My problem now is finding the right fabric. I thought this shirt fabric is thin enough. It may be thin but how it falls is stiff! I’m still going to finish this project because I’ve been thinking of using softener to tame the fabric. Checker fabric for making shirt like this do not have many option in terms of kind of fabrics.

Stretch Fabric Learning

WIP-Stretch Fabric Learning

fabric: jersey stretch

needle: special for stretch fabric #9

This is my second trial. The hand part is bulky because i used interfacing on my lining and the lining covered the bodice’s hand holes. May be for next learning, I should use thinner interfacing. I used common/standard interfacing for this.

I didn’t serge the edge. It may ruin the shape and elasticity. It’s ok for not serging it. My purpose for this learning is to sew stretch fabric for simple shape of clothes as well as learning the finishing technique for this kind of neckline.

Using special needle for stretch fabric is really helpful. I would try this first before using special sewing feet. If it’s sufficient, then it’s ok. I didn’t use special stitch for this as this is for doll. It may not be able to be applied to human clothes sewing. It’s also unable to apply on doll projects like stockings and socks.


Bra R&D Continued

-________- …. i didn’t mean to but i was curious. So, i made another derivation from pattern version 5. I called it Bra version 5-c. -____- . I think, bra R&D has the most numbers of version after asleep eidolon’s pants R&D. I did pants until 5 version too, I think but no such a b c . (^O^)”’.

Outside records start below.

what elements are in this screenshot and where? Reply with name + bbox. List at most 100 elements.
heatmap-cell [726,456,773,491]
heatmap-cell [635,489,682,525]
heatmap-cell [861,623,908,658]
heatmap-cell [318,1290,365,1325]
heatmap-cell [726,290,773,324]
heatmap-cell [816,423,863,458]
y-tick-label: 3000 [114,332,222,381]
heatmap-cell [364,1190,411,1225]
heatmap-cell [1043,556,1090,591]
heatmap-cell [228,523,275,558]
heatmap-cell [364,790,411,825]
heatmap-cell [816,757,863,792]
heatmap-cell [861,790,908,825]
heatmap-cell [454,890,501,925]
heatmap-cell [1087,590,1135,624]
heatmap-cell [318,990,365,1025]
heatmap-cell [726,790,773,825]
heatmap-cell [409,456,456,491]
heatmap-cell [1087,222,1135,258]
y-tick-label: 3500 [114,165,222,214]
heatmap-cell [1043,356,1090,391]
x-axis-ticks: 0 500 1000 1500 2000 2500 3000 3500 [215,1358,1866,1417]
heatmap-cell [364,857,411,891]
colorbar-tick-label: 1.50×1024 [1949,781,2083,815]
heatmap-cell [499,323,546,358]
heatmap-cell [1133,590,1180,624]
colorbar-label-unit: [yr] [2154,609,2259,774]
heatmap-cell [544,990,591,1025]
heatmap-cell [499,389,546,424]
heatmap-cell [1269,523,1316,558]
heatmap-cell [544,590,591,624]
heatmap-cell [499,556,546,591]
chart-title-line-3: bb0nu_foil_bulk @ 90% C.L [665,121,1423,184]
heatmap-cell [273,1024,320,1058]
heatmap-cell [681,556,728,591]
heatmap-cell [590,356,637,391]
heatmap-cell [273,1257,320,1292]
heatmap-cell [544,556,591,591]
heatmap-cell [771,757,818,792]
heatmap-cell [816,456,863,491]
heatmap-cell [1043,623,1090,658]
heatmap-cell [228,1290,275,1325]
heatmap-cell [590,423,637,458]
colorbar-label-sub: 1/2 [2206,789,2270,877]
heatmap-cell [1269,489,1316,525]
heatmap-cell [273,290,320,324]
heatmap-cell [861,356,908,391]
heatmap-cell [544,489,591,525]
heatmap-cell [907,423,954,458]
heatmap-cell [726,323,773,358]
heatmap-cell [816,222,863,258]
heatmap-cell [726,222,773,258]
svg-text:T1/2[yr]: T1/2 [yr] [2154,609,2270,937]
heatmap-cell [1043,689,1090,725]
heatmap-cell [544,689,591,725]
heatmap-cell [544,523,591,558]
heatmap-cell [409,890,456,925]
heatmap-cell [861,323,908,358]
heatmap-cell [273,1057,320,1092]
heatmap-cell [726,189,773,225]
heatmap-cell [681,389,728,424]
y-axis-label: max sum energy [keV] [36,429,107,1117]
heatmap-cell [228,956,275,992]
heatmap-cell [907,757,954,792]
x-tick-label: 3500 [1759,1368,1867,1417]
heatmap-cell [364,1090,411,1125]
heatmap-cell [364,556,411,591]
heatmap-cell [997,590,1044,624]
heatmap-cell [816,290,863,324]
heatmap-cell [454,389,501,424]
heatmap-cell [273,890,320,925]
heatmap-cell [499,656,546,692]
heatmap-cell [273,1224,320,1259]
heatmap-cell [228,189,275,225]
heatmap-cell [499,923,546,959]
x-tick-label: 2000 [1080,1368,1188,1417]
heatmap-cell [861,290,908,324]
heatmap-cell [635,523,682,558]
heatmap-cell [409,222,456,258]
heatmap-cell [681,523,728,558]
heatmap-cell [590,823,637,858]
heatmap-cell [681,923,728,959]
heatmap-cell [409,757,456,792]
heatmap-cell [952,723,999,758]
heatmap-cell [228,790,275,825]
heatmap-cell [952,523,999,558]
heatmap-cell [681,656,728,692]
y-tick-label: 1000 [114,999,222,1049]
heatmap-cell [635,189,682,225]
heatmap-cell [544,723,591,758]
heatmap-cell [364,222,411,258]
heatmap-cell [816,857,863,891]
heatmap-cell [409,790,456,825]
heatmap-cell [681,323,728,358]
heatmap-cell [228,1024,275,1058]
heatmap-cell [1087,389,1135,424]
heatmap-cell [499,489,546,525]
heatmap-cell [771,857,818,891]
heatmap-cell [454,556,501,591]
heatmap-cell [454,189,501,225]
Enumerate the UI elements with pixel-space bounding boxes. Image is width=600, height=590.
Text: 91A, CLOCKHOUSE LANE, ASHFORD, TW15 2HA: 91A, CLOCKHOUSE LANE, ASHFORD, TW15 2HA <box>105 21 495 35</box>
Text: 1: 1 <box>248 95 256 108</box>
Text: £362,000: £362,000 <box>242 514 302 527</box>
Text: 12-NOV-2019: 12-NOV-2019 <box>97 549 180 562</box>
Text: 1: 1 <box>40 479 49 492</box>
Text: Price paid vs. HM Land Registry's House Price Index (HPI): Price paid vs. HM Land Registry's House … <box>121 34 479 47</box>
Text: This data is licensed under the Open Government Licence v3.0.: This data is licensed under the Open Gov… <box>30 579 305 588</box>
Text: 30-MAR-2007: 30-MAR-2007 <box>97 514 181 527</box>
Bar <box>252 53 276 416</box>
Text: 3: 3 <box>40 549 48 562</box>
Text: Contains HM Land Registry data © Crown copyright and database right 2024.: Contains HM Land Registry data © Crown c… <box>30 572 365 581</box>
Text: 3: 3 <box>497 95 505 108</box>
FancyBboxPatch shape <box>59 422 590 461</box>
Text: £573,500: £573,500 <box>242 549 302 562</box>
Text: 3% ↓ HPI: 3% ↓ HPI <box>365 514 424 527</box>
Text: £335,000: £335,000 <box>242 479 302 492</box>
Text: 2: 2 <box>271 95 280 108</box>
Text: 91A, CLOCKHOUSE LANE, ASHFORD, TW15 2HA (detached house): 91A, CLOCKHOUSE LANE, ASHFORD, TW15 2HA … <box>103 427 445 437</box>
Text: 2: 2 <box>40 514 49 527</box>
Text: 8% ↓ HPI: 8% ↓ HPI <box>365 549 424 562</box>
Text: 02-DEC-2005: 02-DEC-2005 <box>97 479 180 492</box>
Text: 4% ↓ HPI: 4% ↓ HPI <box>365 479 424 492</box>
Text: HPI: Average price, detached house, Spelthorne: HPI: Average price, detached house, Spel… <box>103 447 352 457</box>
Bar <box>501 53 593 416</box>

I plan to stop for a while until bra version 5-c.

One thing I realize after making this version. Big bust tend to suit with ‘low’ shape of bra. I mean, they will look good if the bra doesn’t cover a ‘whole’ bust. Leave out the ‘skin’ and ‘shape’ to show. Perhaps, why my older or first bra versions looked a bit ‘odd’ and ‘conventional’, it was because I made it to cover the ‘bust-skin’ and ‘shape’.